The Art of the Post Date Text Message

He messaged me first on OkCupid, and I couldn't believe it.  "We seem to have an amazing amount in common," he wrote.  That we did.  Cute!  Jewish!  Doctor!  Outdoorsy!  Bilingual!  I felt like there was a catch, but I agreed to go on a walk around Greenlake and kept my expectations low.

We met up yesterday, and I was shocked.  He was indeed cute, Jewish, a doctor, outdoorsy, and bilingual.  I had no idea why he was single.  As we made our way around the loop, I found conversation to be easy and we had a ton in common.  For the first time on a date, I was with a man who could have an intelligent, informed conversation about the Affordable Care Act.  Stars were aligning!  I thought he was awesome.

Then as the date was ending, he walked me to my car, gave me a hug, and said "Alright, see you later."

Uhoh. 

I know "see you later" because I say it all the time when I have absolutely no intention of seeing the person later.  If a man wants a second date, he usually closes with something along the lines of "We should do this again" or "I had a good time.  Could I see you again?"  This was my 54th first date, so I am getting pretty damn good at telling if a man is interested.  I was 99% sure he was not.

Maybe he thought I wasn't interested and therefore played it cool?  I second guessed myself.  I met up with three friends later that day, all of whom had used OkCupid in the past, and the two men in the group assured me that "see you later" meant nothing.  "Guys get nervous," they explained.  "They don't know what to say or what they're doing.  It's really awkward."

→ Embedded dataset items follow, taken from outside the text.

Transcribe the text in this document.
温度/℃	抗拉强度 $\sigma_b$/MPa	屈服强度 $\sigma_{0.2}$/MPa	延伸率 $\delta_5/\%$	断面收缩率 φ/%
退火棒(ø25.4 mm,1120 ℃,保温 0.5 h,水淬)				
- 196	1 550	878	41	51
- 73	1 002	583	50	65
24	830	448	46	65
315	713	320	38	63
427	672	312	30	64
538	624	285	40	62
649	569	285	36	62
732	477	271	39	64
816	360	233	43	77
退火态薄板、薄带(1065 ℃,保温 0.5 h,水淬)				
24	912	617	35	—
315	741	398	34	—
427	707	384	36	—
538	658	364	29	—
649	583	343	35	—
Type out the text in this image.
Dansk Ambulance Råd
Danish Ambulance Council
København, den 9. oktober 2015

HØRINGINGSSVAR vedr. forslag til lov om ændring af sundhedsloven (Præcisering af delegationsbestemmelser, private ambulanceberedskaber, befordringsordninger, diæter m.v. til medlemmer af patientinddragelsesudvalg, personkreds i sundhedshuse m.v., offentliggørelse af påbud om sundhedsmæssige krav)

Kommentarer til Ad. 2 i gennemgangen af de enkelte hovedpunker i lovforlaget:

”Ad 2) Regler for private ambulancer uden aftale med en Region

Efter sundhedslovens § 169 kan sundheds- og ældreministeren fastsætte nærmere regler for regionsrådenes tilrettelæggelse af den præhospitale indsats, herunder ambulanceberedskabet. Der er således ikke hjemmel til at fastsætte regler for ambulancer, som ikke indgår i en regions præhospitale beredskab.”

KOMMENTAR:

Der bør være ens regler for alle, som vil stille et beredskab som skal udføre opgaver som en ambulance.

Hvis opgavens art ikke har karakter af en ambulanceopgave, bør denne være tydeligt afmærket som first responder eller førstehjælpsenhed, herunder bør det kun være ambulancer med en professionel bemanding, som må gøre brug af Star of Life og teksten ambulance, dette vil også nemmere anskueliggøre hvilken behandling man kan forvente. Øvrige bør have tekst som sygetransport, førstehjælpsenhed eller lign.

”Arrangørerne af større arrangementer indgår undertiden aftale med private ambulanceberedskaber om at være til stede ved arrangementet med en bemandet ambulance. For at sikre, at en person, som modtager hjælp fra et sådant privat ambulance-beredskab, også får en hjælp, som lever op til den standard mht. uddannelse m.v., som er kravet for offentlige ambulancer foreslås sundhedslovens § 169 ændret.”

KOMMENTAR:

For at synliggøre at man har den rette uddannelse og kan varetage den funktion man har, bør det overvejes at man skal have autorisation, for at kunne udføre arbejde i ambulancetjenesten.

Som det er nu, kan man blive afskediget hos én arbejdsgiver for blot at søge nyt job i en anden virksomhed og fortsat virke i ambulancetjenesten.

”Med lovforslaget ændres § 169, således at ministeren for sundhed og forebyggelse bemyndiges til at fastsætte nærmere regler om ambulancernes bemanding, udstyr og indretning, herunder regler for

I still doubted his interest, but I had hope.

We all agreed that I should send him a post date text message indicating my interest and leaving the ball in his court.  They said I needed to keep the text short and simple and to send it between noon and 1 pm the following day.  Timing was important so that I appeared interested but not desperate.  A morning text message would imply that I thought about him after waking up, which obviously is too soon.  I needed to make him think that he was an afterthought, yet communicate that I did think about him.  Subtext is everything.

After debating the perfect wording for a few minutes, we settled on the following sentence:

"Hey J____, just wanted to say thanks.  I had a good time yesterday."

I texted it to my friend so I wouldn't forget the exact wording by the time it needed to be sent.

"Oh no no no," she said.  "You need to end it with an exclamation mark!  You don't seem excited at all.  It sounds somber."

I thought an exclamation mark would make me sound too eager, I explained.  I was hesitant to take her advice so I asked the two men their opinions.  It was unanimous: "Definitely an exclamation mark."

So the sentence changed to "Hey J____, just wanted to say thanks.  I had a good time yesterday!", therefore completely altering the meaning of the text and hopefully sending me off into romantic bliss for the first time in two and a half years.

Don't worry, I'll keep you posted.

I mean, Don't worry, I'll keep you posted!